Using remote sensing in the field will be the topic for the lunch program. Phil Townsend, UW-Madison professor, will discuss new research using remote sensing. A use of remote sensing in the field tour includes discussion of utilizing remote sensing to estimate soybean emergence and sudden death syndrome; hyperspectral imaging of soybean trials; using UAVs for remote sensing: how to and FAA regulations; and using sensors for N management in wheat.
UW-Madison College of Agricultural and Life Sciences researchers and UW-Extension specialists will host five tours scheduled throughout the day. Topic-specific tours will depart the Public Events Facility at 8:30 a.m., 10:30 a.m. and 1:00 p.m.
– A pest management tour examines diseases that affect Wisconsin field crops; economics and resistance management of corn rootworm; weed community composition and emergence in long-term no tillage, strip-tillage, and chisel plow corn and soybean systems; and managing volunteer wheat in late summer alfalfa seedings.
– A grain production systems tour examines high input systems for higher yields; soybean nutrient uptake; strip-tillage in Wisconsin; and the importance of breeding diversity into crop hybrids and varieties.
– A soil fertility and management tour covers split/late N applications to corn – Should I be using them?; the unseen majority – microbial life in soil; cover crops: interseeding, nitrogen credits and soil health; and quenching the thirst of crops: improving soil water availability.
– A grain and forage production systems tour examines when yield is “determined” for corn grain production; revamping outdated soybean nutrient uptake models: results from a high input systems model; other CoolBean stuff; and forage harvest logistics image based kernel processing score and applied UAV research.
– A forage productions tour covers reduced lignin alfalfa; establishing alfalfa in silage corn; ash in hay and wheel traffic; and breeding cool season grasses.

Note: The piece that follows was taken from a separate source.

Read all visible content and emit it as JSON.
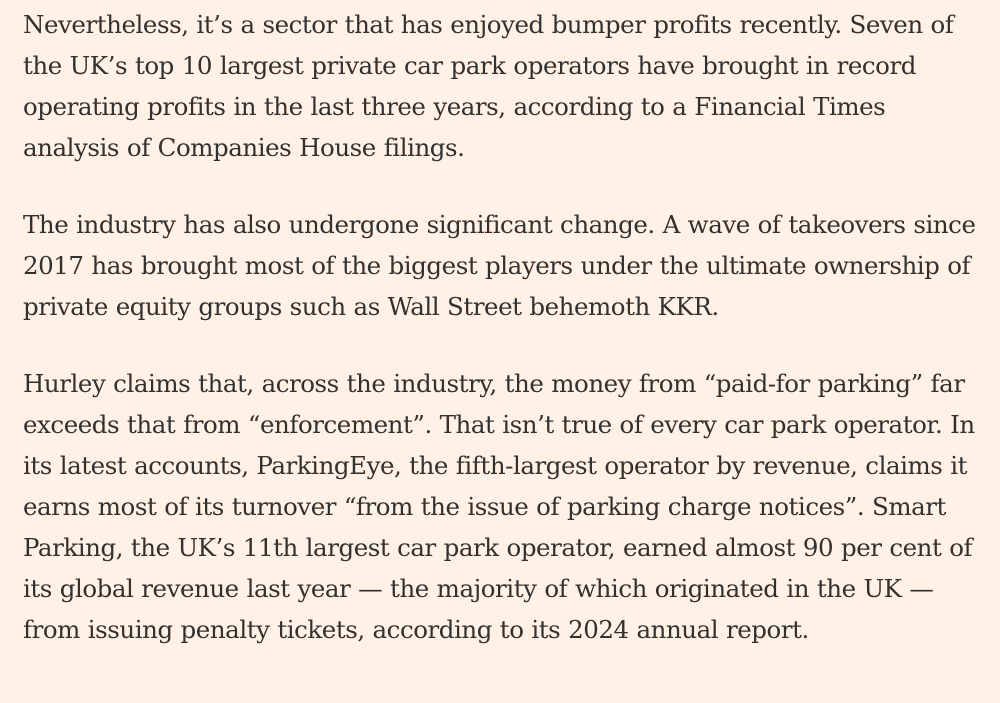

Lunch will available on the site for a $5 donation to the Badger Crops Club. Additional exhibits to visit between tours or during lunch include: Apps for Ag, Nutrient and Pest Management Program, Integrated Pest Management and SnapPlus, and others.

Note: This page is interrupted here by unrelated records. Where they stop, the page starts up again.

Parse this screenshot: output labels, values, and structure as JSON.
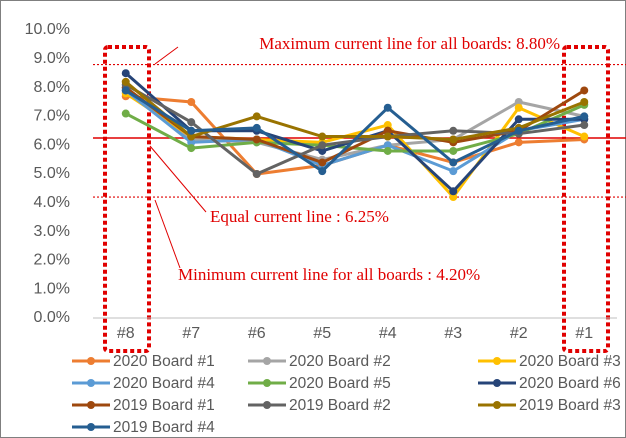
{
  "chart_data": {
    "type": "line",
    "categories": [
      "#8",
      "#7",
      "#6",
      "#5",
      "#4",
      "#3",
      "#2",
      "#1"
    ],
    "ylim": [
      0,
      10
    ],
    "yticks": [
      {
        "value": 0,
        "label": "0.0%"
      },
      {
        "value": 1,
        "label": "1.0%"
      },
      {
        "value": 2,
        "label": "2.0%"
      },
      {
        "value": 3,
        "label": "3.0%"
      },
      {
        "value": 4,
        "label": "4.0%"
      },
      {
        "value": 5,
        "label": "5.0%"
      },
      {
        "value": 6,
        "label": "6.0%"
      },
      {
        "value": 7,
        "label": "7.0%"
      },
      {
        "value": 8,
        "label": "8.0%"
      },
      {
        "value": 9,
        "label": "9.0%"
      },
      {
        "value": 10,
        "label": "10.0%"
      }
    ],
    "reference_lines": [
      {
        "value": 8.8,
        "style": "dotted",
        "color": "#e00000",
        "label": "Maximum current line for all boards: 8.80%"
      },
      {
        "value": 6.25,
        "style": "solid",
        "color": "#e00000",
        "label": "Equal current line : 6.25%"
      },
      {
        "value": 4.2,
        "style": "dotted",
        "color": "#e00000",
        "label": "Minimum current line for all boards : 4.20%"
      }
    ],
    "series": [
      {
        "name": "2020 Board #1",
        "color": "#ed7d31",
        "values": [
          7.7,
          7.5,
          5.0,
          5.3,
          6.0,
          5.4,
          6.1,
          6.2
        ]
      },
      {
        "name": "2020 Board #2",
        "color": "#a5a5a5",
        "values": [
          8.0,
          6.2,
          6.1,
          5.5,
          6.0,
          6.2,
          7.5,
          7.0
        ]
      },
      {
        "name": "2020 Board #3",
        "color": "#ffc000",
        "values": [
          7.8,
          6.3,
          6.2,
          6.1,
          6.7,
          4.2,
          7.3,
          6.3
        ]
      },
      {
        "name": "2020 Board #4",
        "color": "#5b9bd5",
        "values": [
          7.9,
          6.1,
          6.2,
          5.3,
          6.0,
          5.1,
          6.5,
          6.9
        ]
      },
      {
        "name": "2020 Board #5",
        "color": "#70ad47",
        "values": [
          7.1,
          5.9,
          6.1,
          6.0,
          5.8,
          5.8,
          6.4,
          7.4
        ]
      },
      {
        "name": "2020 Board #6",
        "color": "#264478",
        "values": [
          8.5,
          6.5,
          6.5,
          5.8,
          6.5,
          4.4,
          6.9,
          6.9
        ]
      },
      {
        "name": "2019 Board #1",
        "color": "#9e480e",
        "values": [
          8.0,
          6.3,
          6.2,
          5.4,
          6.5,
          6.1,
          6.5,
          7.9
        ]
      },
      {
        "name": "2019 Board #2",
        "color": "#636363",
        "values": [
          8.1,
          6.8,
          5.0,
          6.0,
          6.3,
          6.5,
          6.4,
          6.7
        ]
      },
      {
        "name": "2019 Board #3",
        "color": "#997300",
        "values": [
          8.2,
          6.3,
          7.0,
          6.3,
          6.3,
          6.2,
          6.6,
          7.5
        ]
      },
      {
        "name": "2019 Board #4",
        "color": "#255e91",
        "values": [
          7.9,
          6.5,
          6.6,
          5.1,
          7.3,
          5.4,
          6.5,
          7.0
        ]
      }
    ]
  }
}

The Arlington Agriculture Research Station is located on Hwy. 51, about 5 miles south of Arlington and 15 miles north of Madison. Watch for field day signs. GPS coordinates are: 43.300467, -89.345534. For more information contact the UW-Madison Department of Agronomy at (608)262-1390 or the Department of Soil Science (608)262-0485.
In the event of rain, presentations will be held inside. This event is sponsored by the UW-Madison College of Agricultural and Life Sciences and UW-Extension. Certified Crop Advisors: 7.5 CEU credits requested.